Expanding a small business can lead to a lot of great benefits. Getting there, however, can be difficult if you don’t have the right equipment. Equipment financing can help, providing loans for any type of business equipment and financing up to 100 percent of the value of computers, desks, machinery, vehicles or any other equipment you need.
Why Get An Equipment Loan?
As a small business owner, you may already be saving money to buy new equipment regularly. But even that may not be enough, or you may run into an unexpected problem and need new equipment immediately. The company car could break down, a computer virus could infect your office, or a flood could damage equipment. Whatever the reason, you would need cash immediately to buy new equipment.
Or, you may want to open a second office and need equipment such as desks, chairs, computers, lights and more. An equipment loan could pay for all of that.
How It Works
An equipment loan for your small business can be a smart move, allowing you to borrow up to the value of the equipment for its expected lifetime.

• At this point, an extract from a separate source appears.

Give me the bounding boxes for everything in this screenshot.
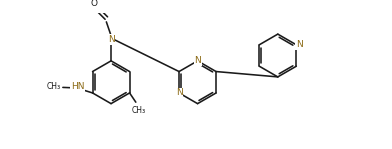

It works like a car loan. Equipment is the collateral to secure the loan, freeing you from putting up anything else as collateral such as your house or business assets. Most loans are made at fixed interest rates and offer a fixed term length so that monthly payments are always the same.
Cost
One main advantage of equipment financing is that you don’t have to pay the entire cost of the equipment upfront. It will cost more to finance the equipment, but the cost is spread over time with low payments. For example, if a piece of equipment costs $10,000 and the lender charges you 12 percent interest on a loan for that amount for three years, you’d pay a total cost of $11,957.15, with $1,957.15 of that being interest. The monthly payment would be $332.14.

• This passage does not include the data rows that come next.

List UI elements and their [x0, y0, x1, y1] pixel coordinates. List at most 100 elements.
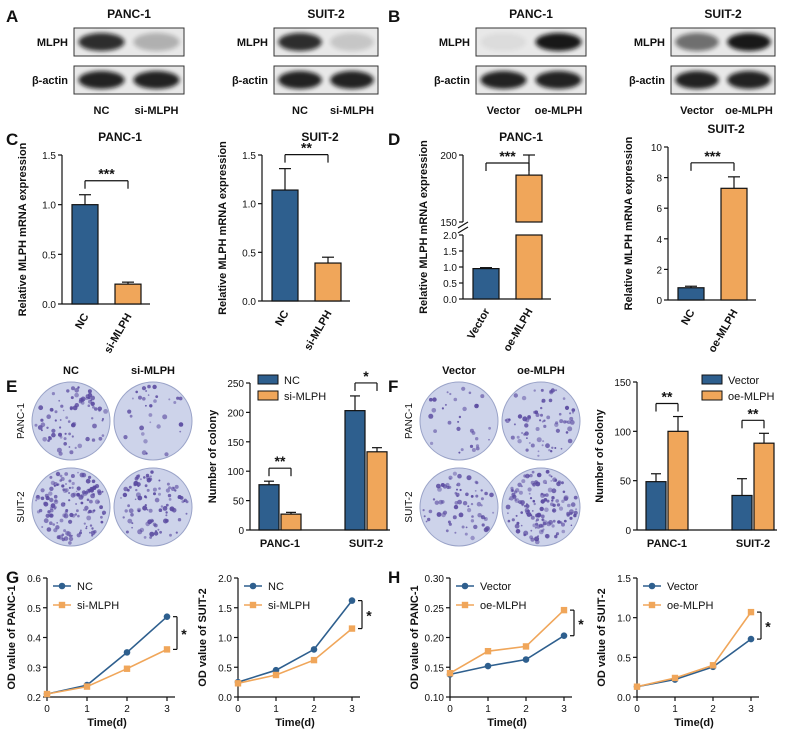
colony-e-colony [150, 470, 154, 474]
colony-f-colony [454, 501, 459, 505]
colony-e-colony [77, 443, 83, 449]
chart-g1-point [123, 649, 131, 656]
colony-f-colony [488, 426, 491, 430]
colony-e-colony [92, 405, 95, 409]
colony-e-colony [143, 476, 146, 479]
colony-f-colony [462, 406, 467, 412]
colony-e-colony [88, 399, 92, 404]
colony-f-colony [537, 450, 540, 453]
colony-e-colony [49, 497, 54, 503]
colony-e-colony [168, 486, 172, 490]
blot-a-panc1-row-label: MLPH [37, 37, 68, 49]
chart-h2-legend-marker [648, 582, 656, 590]
chart-h1-legend-label: Vector [480, 581, 512, 593]
colony-e-colony [165, 514, 168, 517]
panel-label-H: H [388, 568, 400, 587]
colony-f-colony [458, 512, 464, 518]
chart-h2-series-line [636, 611, 752, 688]
colony-e-colony [91, 510, 95, 514]
colony-e-colony [60, 477, 65, 481]
colony-e-colony [165, 511, 168, 514]
chart-g2-x-tick-label: 1 [273, 704, 279, 715]
colony-f-colony [559, 419, 564, 424]
colony-f-colony [524, 431, 529, 436]
colony-e-colony [149, 518, 154, 523]
colony-e-colony [158, 492, 161, 496]
colony-e-colony [123, 486, 128, 492]
chart-g1-x-tick-label: 3 [164, 704, 170, 715]
colony-e-colony [101, 419, 104, 422]
colony-f-colony [460, 448, 464, 452]
chart-d1-lower-y-tick-label: 2.0 [443, 231, 457, 242]
chart-d2-bar [677, 287, 705, 301]
colony-f-colony [558, 412, 562, 416]
colony-f-colony [480, 489, 483, 492]
colony-e-colony [71, 513, 76, 518]
chart-g2-legend-marker [249, 601, 257, 609]
colony-f-colony [551, 496, 555, 500]
colony-f-colony [516, 435, 520, 439]
colony-e-colony [54, 410, 58, 414]
colony-e-colony [168, 498, 172, 501]
colony-e-colony [91, 479, 96, 484]
chart-f-y-tick-label: 150 [614, 378, 631, 389]
colony-f-colony [517, 439, 522, 444]
colony-e-colony [165, 503, 169, 507]
chart-h1-point [484, 662, 492, 670]
colony-e-colony [90, 395, 95, 401]
blot-b-panc1-row-label: β-actin [434, 75, 470, 87]
chart-g1-legend-marker [58, 582, 66, 590]
colony-e-colony [68, 446, 71, 448]
colony-f-colony [465, 526, 468, 529]
colony-f-colony [562, 397, 566, 400]
colony-e-colony [158, 508, 163, 512]
colony-e-colony [149, 531, 155, 537]
chart-d1-break-mark [457, 221, 469, 229]
colony-e-colony [147, 394, 150, 396]
chart-g1-legend-label: NC [77, 581, 93, 593]
chart-h1-point [522, 656, 530, 663]
chart-d1-bar [472, 268, 500, 300]
colony-e-colony [58, 432, 62, 437]
colony-e-colony [69, 450, 74, 455]
colony-f-colony [524, 504, 527, 508]
colony-e-colony [62, 488, 66, 491]
colony-f-colony [470, 535, 475, 541]
blot-b-suit2-band [675, 71, 719, 89]
colony-e-colony [42, 437, 47, 442]
chart-c1-bar [114, 283, 142, 305]
colony-e-colony [89, 524, 93, 527]
colony-f-colony [461, 386, 466, 391]
colony-e-colony [135, 492, 141, 498]
blot-b-panc1-band [480, 71, 527, 89]
colony-e-colony [81, 490, 86, 495]
colony-f-colony [530, 529, 533, 532]
colony-f-colony [456, 426, 461, 431]
colony-e-colony [185, 512, 188, 515]
colony-f-colony [563, 519, 567, 523]
chart-g2-x-tick-label: 0 [235, 704, 241, 715]
blot-a-suit2-title: SUIT-2 [307, 7, 345, 21]
colony-f-colony [550, 502, 554, 507]
colony-f-colony [517, 414, 523, 419]
colony-e-colony [169, 533, 172, 537]
colony-f-colony [452, 515, 457, 520]
chart-h2-point [671, 674, 679, 682]
colony-f-colony [522, 416, 528, 422]
colony-e-colony [49, 508, 54, 513]
colony-f-colony [433, 429, 437, 433]
colony-e-colony [128, 508, 134, 514]
colony-e-colony [68, 499, 71, 502]
colony-f-colony [449, 392, 452, 396]
chart-f-bar [645, 481, 667, 531]
chart-f-y-tick-label: 0 [625, 526, 631, 537]
colony-e-colony [98, 436, 103, 441]
colony-e-colony [168, 398, 171, 401]
colony-f-colony [555, 421, 559, 425]
colony-e-colony [143, 439, 148, 444]
colony-f-colony [474, 403, 479, 409]
chart-h1-legend-label: oe-MLPH [480, 600, 527, 612]
colony-e-colony [53, 494, 58, 499]
chart-g2-y-tick-label: 0.0 [218, 693, 232, 704]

Another advantage is you own the equipment after the loan is paid off, which could make it cheaper in the long term when compared to leasing the equipment. After a lease term is over, you wouldn’t own the equipment.
Advantages
- Quick turnaround of around two days for loan approval
- Pays for new equipment instead of repairing old equipment
- Equipment serves as collateral
- Builds credit
- Potential tax benefits
Drawbacks
- Equipment could be obsolete by the time the loan is fully repaid
- Could tie up credit, preventing you from applying for other loans
- May need to depreciate equipment, so you couldn’t deduct full cost each year
- Requires additional expenses such as insurance and maintenance
Who Qualifies?
Most small businesses can qualify for equipment financing. The loan amount you qualify for and the interest rate depend on the value of the equipment, your business history, and your credit rating.
Even if your credit rating is less than perfect, you can still qualify for an equipment loan because the equipment is collateral for the loan. Because equipment loans are secured by the piece of equipment that’s being financed, the loans are easier to get and require less documentation than a typical business loan, where a lender will want two to three years of profitable operation.